– Прости. Я отчего-то так устал…

Нужно встать, пока она не ускользнула, нужно хотя бы так, на коленях, попросить ее больше не исчезать. Но он, наоборот, ниже клонится к полу, к обрывкам своих нот, и ни слова не может вырваться из сжатого, саднящего горла.

– Бедный Людвиг… – Смыкаются светлые, как само солнце, ресницы. Она так близко, что снова видны золотистые веснушки на носу; она опускается рядом и тянет навстречу дрожащие, обнаженные по локоть бледные руки. – Ты тонешь…



Теперь-то ты знаешь, какое вздорное существо избрала. Подозревала ли тогда? Ведь я ненавижу, когда меня слезливо, точно ушибившегося ребенка, жалеют; это не просто унижает меня, но заставляет по новой падать в омут своих поражений. И все же, едва ты произнесла «бедный Людвиг» и обняла меня, я неожиданно ощутил иное, светлее. В ушах перестало стучать, щеку более не жгла оплеуха, желудок успокоился. Мои демоны замерли, смолкли и легли, свернувшись у ног. Ты утешила и их, и меня.

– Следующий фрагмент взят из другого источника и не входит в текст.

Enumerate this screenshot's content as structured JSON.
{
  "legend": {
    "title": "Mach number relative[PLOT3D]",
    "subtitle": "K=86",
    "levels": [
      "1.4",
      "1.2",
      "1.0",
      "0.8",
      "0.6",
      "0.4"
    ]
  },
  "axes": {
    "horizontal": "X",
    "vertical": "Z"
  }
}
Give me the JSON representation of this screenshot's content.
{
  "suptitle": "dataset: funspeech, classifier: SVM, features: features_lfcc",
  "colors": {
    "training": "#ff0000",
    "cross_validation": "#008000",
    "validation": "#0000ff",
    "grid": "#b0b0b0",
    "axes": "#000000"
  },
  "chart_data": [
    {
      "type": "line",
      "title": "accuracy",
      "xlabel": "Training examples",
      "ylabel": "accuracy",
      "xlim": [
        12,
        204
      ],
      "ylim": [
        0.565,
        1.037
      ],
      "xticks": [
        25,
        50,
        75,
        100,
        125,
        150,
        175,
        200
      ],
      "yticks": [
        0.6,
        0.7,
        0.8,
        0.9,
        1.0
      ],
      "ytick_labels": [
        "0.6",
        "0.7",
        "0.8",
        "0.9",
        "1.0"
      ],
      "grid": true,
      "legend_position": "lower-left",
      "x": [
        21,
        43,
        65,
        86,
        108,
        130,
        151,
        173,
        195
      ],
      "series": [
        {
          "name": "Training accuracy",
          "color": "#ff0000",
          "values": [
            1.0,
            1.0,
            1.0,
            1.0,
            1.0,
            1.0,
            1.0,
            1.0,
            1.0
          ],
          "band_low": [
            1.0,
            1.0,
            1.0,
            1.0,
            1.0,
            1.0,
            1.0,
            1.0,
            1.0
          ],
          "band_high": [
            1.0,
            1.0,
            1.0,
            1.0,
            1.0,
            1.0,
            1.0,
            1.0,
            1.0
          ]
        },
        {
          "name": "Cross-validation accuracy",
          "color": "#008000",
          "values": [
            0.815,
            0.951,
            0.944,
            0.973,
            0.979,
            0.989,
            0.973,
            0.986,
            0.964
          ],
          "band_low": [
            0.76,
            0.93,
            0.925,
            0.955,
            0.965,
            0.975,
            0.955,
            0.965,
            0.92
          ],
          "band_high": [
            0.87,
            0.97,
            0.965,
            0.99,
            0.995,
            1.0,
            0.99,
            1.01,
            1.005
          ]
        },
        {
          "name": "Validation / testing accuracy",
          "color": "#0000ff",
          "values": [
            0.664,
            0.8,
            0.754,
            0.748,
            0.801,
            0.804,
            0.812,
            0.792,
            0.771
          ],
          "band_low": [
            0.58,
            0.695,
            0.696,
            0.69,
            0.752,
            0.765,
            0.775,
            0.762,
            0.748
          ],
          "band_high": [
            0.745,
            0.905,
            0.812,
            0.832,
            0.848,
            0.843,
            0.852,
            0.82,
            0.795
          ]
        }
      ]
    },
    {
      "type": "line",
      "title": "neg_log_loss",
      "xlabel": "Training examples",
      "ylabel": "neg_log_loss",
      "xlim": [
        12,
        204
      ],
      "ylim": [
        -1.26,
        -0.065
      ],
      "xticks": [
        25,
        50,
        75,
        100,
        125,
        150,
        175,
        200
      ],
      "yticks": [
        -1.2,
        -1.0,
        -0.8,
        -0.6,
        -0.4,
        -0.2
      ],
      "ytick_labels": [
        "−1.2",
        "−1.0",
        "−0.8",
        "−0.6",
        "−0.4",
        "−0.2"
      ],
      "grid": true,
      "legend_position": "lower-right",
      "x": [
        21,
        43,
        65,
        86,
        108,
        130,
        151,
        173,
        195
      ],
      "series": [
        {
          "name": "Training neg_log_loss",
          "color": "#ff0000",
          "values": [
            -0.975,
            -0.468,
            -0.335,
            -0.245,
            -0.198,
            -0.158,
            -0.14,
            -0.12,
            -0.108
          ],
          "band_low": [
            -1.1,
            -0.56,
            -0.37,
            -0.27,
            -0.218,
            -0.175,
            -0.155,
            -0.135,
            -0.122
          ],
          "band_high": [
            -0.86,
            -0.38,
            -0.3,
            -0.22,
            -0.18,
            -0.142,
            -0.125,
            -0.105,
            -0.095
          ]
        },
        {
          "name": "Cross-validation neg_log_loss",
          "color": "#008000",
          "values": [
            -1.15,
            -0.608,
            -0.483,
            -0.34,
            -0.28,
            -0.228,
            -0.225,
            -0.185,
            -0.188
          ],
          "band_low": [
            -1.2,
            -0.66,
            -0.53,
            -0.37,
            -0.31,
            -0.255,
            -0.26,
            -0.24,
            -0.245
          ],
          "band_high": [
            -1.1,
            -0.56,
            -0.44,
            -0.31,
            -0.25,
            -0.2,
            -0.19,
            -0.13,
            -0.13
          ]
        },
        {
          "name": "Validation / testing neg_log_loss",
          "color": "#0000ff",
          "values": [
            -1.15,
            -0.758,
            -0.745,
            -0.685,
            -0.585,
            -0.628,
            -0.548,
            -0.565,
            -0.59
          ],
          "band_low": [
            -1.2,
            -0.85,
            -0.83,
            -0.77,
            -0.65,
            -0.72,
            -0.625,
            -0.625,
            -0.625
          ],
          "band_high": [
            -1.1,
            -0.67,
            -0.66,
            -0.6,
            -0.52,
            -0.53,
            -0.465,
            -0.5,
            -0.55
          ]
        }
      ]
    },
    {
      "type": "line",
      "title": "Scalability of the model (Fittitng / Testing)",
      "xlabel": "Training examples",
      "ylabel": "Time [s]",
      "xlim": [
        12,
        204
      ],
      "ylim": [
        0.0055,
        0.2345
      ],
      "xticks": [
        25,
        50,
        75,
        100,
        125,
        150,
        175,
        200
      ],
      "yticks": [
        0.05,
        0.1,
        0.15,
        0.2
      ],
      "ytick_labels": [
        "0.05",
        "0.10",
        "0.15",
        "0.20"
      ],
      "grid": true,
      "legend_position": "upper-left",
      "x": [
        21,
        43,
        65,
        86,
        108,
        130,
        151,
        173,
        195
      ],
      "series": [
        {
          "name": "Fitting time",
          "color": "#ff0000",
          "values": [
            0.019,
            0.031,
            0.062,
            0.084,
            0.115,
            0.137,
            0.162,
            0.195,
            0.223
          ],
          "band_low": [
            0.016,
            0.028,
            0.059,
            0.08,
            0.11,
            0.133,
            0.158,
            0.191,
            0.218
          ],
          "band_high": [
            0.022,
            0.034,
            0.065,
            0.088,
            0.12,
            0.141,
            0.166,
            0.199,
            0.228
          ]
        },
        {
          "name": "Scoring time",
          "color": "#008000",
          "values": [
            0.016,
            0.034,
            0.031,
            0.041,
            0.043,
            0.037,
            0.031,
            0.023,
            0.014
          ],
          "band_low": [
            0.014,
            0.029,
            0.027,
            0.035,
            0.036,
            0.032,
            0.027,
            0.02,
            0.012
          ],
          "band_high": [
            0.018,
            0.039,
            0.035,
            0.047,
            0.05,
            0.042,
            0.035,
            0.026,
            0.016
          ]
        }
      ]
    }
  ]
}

Я не поднял рук, как и всегда. Я не смел к тебе прикоснуться: казалось, ты сразу пропадешь, выдашь свою бестелесность; я не успею даже сказать, как мучился без тебя. Нет, запретив себе прикосновения, я лишь прижимался губами к теплой коже между твоими убранными в простую косу волосами и шеей, а твои руки гладили мою раскаленную голову. Как стыдно было вспомнить, сколько я не мыл волос за время дороги, пока застрял на рубеже – в захолустном Аугсбурге – в поисках денег… Мы замерли – посреди комнаты, полной разбитого стекла и порванной бумаги. Говорил ли что-то? Наверное, нет; надеюсь, нет… Наконец я задышал глубже – и уловил от твоих волос запах клевера. Запах первой нашей встречи, тех встреч, которые не пахли дождем или молодой травой. Какой-нибудь из этих запахов ты ведь приносишь всегда, даже сквозь снег или смертельную духоту.

Я едва верил, что ты вернулась, и не винил в том, что не приходила раньше. Да и что изменилось бы? Я и так играл для Моцарта на пределе сил, а разрушил все по собственному выбору. Я сыграл его душу такой, какой ощутил. Меня прогнали. А дома мне напомнили, что я нелюбим, меня повергли в пыль, заставили сражаться, наконец-то сражаться за себя и за братьев, с большим чудовищем, и лишь Господь знал, чем кончится подобное сражение… Я был один. Только ты протянула мне руку. И я благодарно принял уже то, что сейчас ты рядом. Мое хрупкое ничто. Моя опора в мире, который я расшатываю сам, ломаю, потому что не умею, никак не научусь строить. Моя ветте, кто же свел нас? В каком из миров?

– Мне так не хватало тебя…

Я знал, что не услышу «Мне тоже», и не услышал – только объятие стало крепче. Наконец ты отпустила меня и достала что-то из кармана платья – сегодня закрытого, зеленого, как мох на валунах. Опять клочья бумаги, и я узнал в них те, которые отец обрушил на мою голову, когда бранился. Когда, зачем ты успела собрать их?

– Сыграешь?

Я посмотрел на обрывки внимательнее и покачал головой.

– Прости, я не запоминал ее, а теперь, наверное, многого не хватает. Я уверен был, что смогу завершить, забрав вместе с вещами, когда…

«…буду съезжать отсюда». Я не закончил, но ты поняла – и принялась соединять обрывки. Ты делала это так же быстро, как когда-то плела венок, я не успевал уследить и не понимал цель этого действа. Но менее чем через минуту ты протягивала мне целый, не тронутый ничьим гневом лист и знакомо, по-мальчишески улыбалась.


Свечей нет; на улице беззвездно, безмолвно смеркается. Шумит дождь, но музыка и мрак легко уживаются с ударами капель. Безымянная стоит у окна. Людвиг играет ей, играет, успокаиваясь и забываясь. Нащупывает звуки, точно потерявшихся друзей, тянет ближе – и возвращает к жизни. Это лучше, чем приводить в порядок комнату. Тревожиться о грядущем. И вслушиваться, не раздастся ли кашель матери где-то там, в пещере, охраняемой Фафниром.